Les défis contemporains du ciblage

Dans un ouvrage collectif récent, Michael Schmitt, Paul Ducheine et Franz P. B. Osinga fournissent un éclairage complet sur une notion inhérente à la guerre : le ciblage. Une lecture incontournable pour qui veut saisir, entre autres, les enjeux des bombardements aériens actuellement menés en Syrie et en Irak.

Intitulé Targeting : the challenges of modern warfare, le livre se présente comme une étude multidisciplinaire sur le ciblage. Celui-ci peut se définir comme « l’application délibérée de capacités contre des cibles pour générer des effets afin d’atteindre des objectifs spécifiques. Il s’agit de l’application de moyens de guerre (des armes) pour atteindre des cibles (personnes ou objets) en utilisant une variété de méthodes (tactiques) qui créent des effets contribuant aux buts planifiés » (p. 2). Le ciblage n’est rien moins que le « pont entre les fins et les moyens de la guerre » (p. 2). C’est pourquoi son étude est salutaire que ce soit au niveau du monde universitaire que du grand public, toujours plus exposé au spectacle de la « souffrance à distance ». En effet, les auteurs ont pour ambition de pallier aux insuffisances du débat public au sujet des opérations de guerre afin de le propulser à un niveau « mature et sophistiqué » (p. 4).

Targeting

Expliquer le ciblage, c’est d’abord s’intéresser au contexte. Ainsi, le philosophe Christopher Cocker pose trois questions en guise d’introduction : qui, quoi et comment ? Il retrace par là l’évolution d’une guerre qu’il qualifie de plus « humaine » car menée pour des raisons humanitaires et conduite avec une technologie toujours plus précise. Parallèlement, avec la mise à distance des technologies, jamais la guerre n’a été faite de façon aussi déconnectée de sa réalité.
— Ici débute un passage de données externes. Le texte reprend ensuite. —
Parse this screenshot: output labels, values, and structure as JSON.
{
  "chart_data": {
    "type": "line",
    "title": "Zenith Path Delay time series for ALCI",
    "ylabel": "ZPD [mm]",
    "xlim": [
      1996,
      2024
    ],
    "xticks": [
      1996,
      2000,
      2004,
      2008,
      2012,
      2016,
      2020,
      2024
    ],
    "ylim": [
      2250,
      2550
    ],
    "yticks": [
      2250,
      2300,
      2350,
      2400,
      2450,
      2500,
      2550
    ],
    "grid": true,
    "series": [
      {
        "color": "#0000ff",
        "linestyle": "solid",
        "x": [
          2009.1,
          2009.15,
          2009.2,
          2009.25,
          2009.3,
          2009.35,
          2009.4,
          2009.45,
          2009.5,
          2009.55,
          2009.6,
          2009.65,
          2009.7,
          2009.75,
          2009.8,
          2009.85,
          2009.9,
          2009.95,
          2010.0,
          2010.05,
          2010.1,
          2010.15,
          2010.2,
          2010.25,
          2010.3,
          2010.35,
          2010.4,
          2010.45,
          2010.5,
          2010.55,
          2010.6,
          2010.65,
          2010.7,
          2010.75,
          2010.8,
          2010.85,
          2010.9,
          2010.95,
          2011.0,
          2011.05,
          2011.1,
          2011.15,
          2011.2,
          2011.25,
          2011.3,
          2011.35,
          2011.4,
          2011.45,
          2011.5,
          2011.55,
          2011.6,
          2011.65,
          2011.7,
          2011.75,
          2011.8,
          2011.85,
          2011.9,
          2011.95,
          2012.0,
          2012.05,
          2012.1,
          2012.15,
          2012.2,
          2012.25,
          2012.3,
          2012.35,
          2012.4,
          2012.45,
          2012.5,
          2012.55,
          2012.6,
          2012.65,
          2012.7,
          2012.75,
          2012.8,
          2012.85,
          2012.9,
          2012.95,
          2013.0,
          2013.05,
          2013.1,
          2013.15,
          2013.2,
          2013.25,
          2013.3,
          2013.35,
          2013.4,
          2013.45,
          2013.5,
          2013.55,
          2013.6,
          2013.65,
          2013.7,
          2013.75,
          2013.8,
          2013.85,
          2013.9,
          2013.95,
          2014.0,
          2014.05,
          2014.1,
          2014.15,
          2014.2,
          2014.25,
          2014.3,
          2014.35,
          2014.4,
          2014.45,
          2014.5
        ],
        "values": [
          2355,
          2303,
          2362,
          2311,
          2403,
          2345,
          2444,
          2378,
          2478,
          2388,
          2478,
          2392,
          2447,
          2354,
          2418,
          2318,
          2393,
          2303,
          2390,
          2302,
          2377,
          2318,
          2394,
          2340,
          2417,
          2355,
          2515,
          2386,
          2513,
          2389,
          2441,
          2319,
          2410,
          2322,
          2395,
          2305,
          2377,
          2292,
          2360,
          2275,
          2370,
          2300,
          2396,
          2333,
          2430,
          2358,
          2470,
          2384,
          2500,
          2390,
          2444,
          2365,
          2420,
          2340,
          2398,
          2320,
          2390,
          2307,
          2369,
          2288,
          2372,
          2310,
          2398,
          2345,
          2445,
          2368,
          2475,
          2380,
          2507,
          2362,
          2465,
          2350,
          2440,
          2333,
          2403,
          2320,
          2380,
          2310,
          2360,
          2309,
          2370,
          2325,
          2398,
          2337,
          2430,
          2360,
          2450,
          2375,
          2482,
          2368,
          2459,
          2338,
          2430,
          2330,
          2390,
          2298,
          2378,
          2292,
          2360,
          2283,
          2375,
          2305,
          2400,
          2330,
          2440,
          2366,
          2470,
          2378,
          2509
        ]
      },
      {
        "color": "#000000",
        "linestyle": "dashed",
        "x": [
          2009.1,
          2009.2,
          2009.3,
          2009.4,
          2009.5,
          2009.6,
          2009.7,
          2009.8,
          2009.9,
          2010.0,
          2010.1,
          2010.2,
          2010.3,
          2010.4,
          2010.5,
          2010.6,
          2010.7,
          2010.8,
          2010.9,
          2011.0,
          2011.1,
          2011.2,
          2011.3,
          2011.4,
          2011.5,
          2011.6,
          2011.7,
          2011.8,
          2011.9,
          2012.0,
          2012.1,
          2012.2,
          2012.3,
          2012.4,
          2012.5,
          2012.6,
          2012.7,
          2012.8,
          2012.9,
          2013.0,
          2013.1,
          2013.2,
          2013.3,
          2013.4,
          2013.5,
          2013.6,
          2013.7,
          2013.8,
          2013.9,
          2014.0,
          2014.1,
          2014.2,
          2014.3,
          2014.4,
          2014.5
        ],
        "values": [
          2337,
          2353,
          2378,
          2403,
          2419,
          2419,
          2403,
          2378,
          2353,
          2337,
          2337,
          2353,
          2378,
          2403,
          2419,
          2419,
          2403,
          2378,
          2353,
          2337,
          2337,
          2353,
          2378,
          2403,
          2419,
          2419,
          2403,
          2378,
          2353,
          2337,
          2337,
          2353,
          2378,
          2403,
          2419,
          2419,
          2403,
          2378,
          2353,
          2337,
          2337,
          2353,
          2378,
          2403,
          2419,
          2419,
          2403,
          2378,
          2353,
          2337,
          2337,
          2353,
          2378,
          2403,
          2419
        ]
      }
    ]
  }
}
L’auteur craint une dérive techniciste détériorant la faculté de jugement humain.

De leur côté, le spécialiste de la stratégie Frans P. B. Osinga et le juriste Mark P. Roorda retracent l’évolution du ciblage dans le cadre de la guerre aérienne des premiers bombardements italiens en Libye jusqu’à l’emploi contre-terroriste des drones armés, en évoquant pour chaque conflit majeur (2ème Guerre Mondiale, la guerre de Corée…) les concepts à l’œuvre (bombardement stratégique, opérations basées sur les effets…), les luttes interarmées (notamment entre la Marine et l’Air) et les normes en vigueur.

Pour sa part, le militaire Philipp R. Pratzner a l’ambition de décrire le processus de ciblage à l’œuvre au sein des armées américaines et de l’OTAN. Son article donne une idée de la façon dont la guerre peut être conduite actuellement en Irak et en Syrie. Ainsi, le ciblage commence par la phase politique de supervision par laquelle sont fixés les objectifs. S’ensuit la planification conditionnée par le temps disponible, le renseignement, la compétence technique et la capacité à s’adapter aux changements de l’environnement. C’est également au cours de cette phase que s’opèrent l’examen et la prévention des dommages collatéraux. Puis, ont lieu l’exécution et l’évaluation de l’opération. Aujourd’hui ce processus est influencé par six dynamiques : la tension entre l’art et la science du ciblage, les demandes pour accélérer (afin de s’adapter à un ennemi dynamique) et ralentir (pour mieux empêcher les dommages civils) le cycle de ciblage, la demande pressante de précision, la prévention des dommages collatéraux, l’attrait pour les capacités non létales et la prééminence de l’approche cognitive (il s’agit d’employer des moyens en vue d’une fin, soumettre l’ennemi à nos objectifs).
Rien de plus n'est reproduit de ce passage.